On appeal, the Ninth Circuit reversed, finding that the district court was “wrong as a matter of law” by not conducting a choice of law analysis and by not “rigorously analyz[ing] potential differences in state consumer protection laws” before certifying the nationwide settlement class.  Specifically, the Ninth Circuit held that analyzing material variations in applicable states’ laws was necessary to assess Rule 23(b)(3)’s requirement that common questions predominate over individual ones and that this requirement “preexists any settlement.”  Stated differently, the potential impact of material variations in states’ laws was not simply a trial “management issue” that could be ignored for purposes of a settlement class but instead is an issue that could directly impact the predominance requirement, which must be met before certifying any class, in the settlement context or otherwise. 

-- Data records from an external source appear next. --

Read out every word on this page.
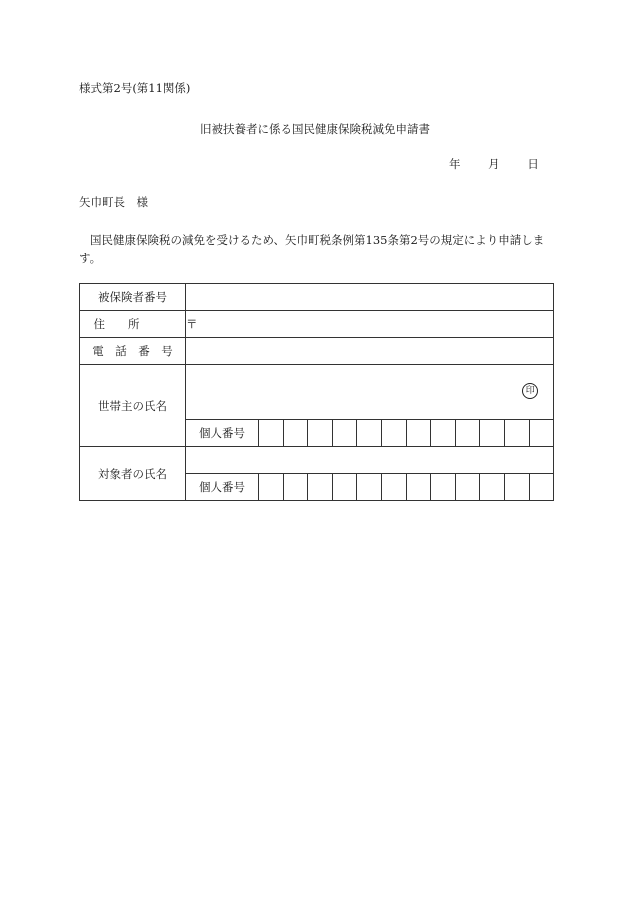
様式第2号(第11関係)
旧被扶養者に係る国民健康保険税減免申請書
年 月 日
矢巾町長　様
国民健康保険税の減免を受けるため、矢巾町税条例第135条第2号の規定により申請します。
被保険者番号													
住　　所	〒												
電　話　番　号													
世帯主の氏名	印												

	個人番号												
対象者の氏名													
	個人番号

To determine whether “predominance is defeated by variations in state law,” the Ninth Circuit set forth a multistep process, namely: (1) the “proponent must establish that the forum state’s substantive law may be constitutionally applied to the claims of a nationwide class”; (2) “[i]f the forum state’s law meets this requirement, the district court must use the forum state’s choice of law rules to determine whether the forum state’s law or the law of multiple states apply to the claims”; and (3) “if class claims will require adjudication under the laws of multiple states, then the court must determine whether common questions will predominate over individual issues and whether litigation of a nationwide class may be managed fairly and efficiently.”  The Ninth Circuit confirmed that the proponent of class certification — typically the plaintiff — bears that burden of “demonstrating through evidentiary proof that the laws of the affected states do not vary in material ways that preclude a finding that common legal issues predominate.” 

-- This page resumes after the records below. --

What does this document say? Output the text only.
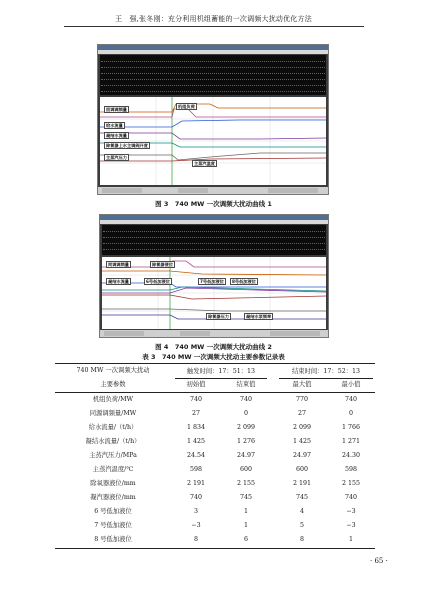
王　强,张冬刚：充分利用机组蓄能的一次调频大扰动优化方法
回调调频量
机组负荷
给水流量
凝结水流量
除氧器上水主调阀开度
主蒸汽压力
主蒸汽温度
图 3　740 MW 一次调频大扰动曲线 1
同调调频量	除氧器液位
凝结水流量	6号低加液位	7号低加液位	8号低加液位
除氧器压力	凝结水泵频率
图 4　740 MW 一次调频大扰动曲线 2
表 3　740 MW 一次调频大扰动主要参数记录表
740 MW 一次调频大扰动
主要参数
触发时间：17：51：13	结束时间：17：52：13
初始值	结束值	最大值	最小值
机组负荷/MW	740	740	770	740
同源调频量/MW	27	0	27	0
给水流量/（t/h）	1 834	2 099	2 099	1 766
凝结水流量/（t/h）	1 425	1 276	1 425	1 271
主蒸汽压力/MPa	24.54	24.97	24.97	24.30
主蒸汽温度/℃	598	600	600	598
除氧器液位/mm	2 191	2 155	2 191	2 155
凝汽器液位/mm	740	745	745	740
6 号低加液位	3	1	4	−3
7 号低加液位	−3	1	5	−3
8 号低加液位	8	6	8	1
· 65 ·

The Ninth Circuit also rejected the “mistaken assumption that the standard for certification [i]s lessened in the settlement context” and admonished district courts that they “must give ‘undiluted, even heightened, attention in the settlement context.’”  The court further noted that the test for certification of a settlement class is not whether the settlement is “fair.”  Rather, the test is whether, after conducting a rigorous analysis, the requirements of Rule 23(a) and (b) are met.  This can be a difficult burden to satisfy, especially in a multistate class action. Indeed, as the dissent writes, “the majority … deals a major blow to multistate class actions.” 
The Ninth Circuit’s Hyundai decision may act as a double-edged sword for companies defending nationwide class actions. On the one hand, Hyundai imposes a heightened burden on plaintiffs to obtain certification of a nationwide class. On the other hand, the decision may create an obstacle to obtaining final approval of nationwide class settlements (and also encourage and empower objectors), thereby impeding a defendant’s ability to reach a global resolution of claims.
The settling parties in Hyundai have indicated that they intend to petition for en banc review, and thus, the impact of the panel’s split decision is uncertain.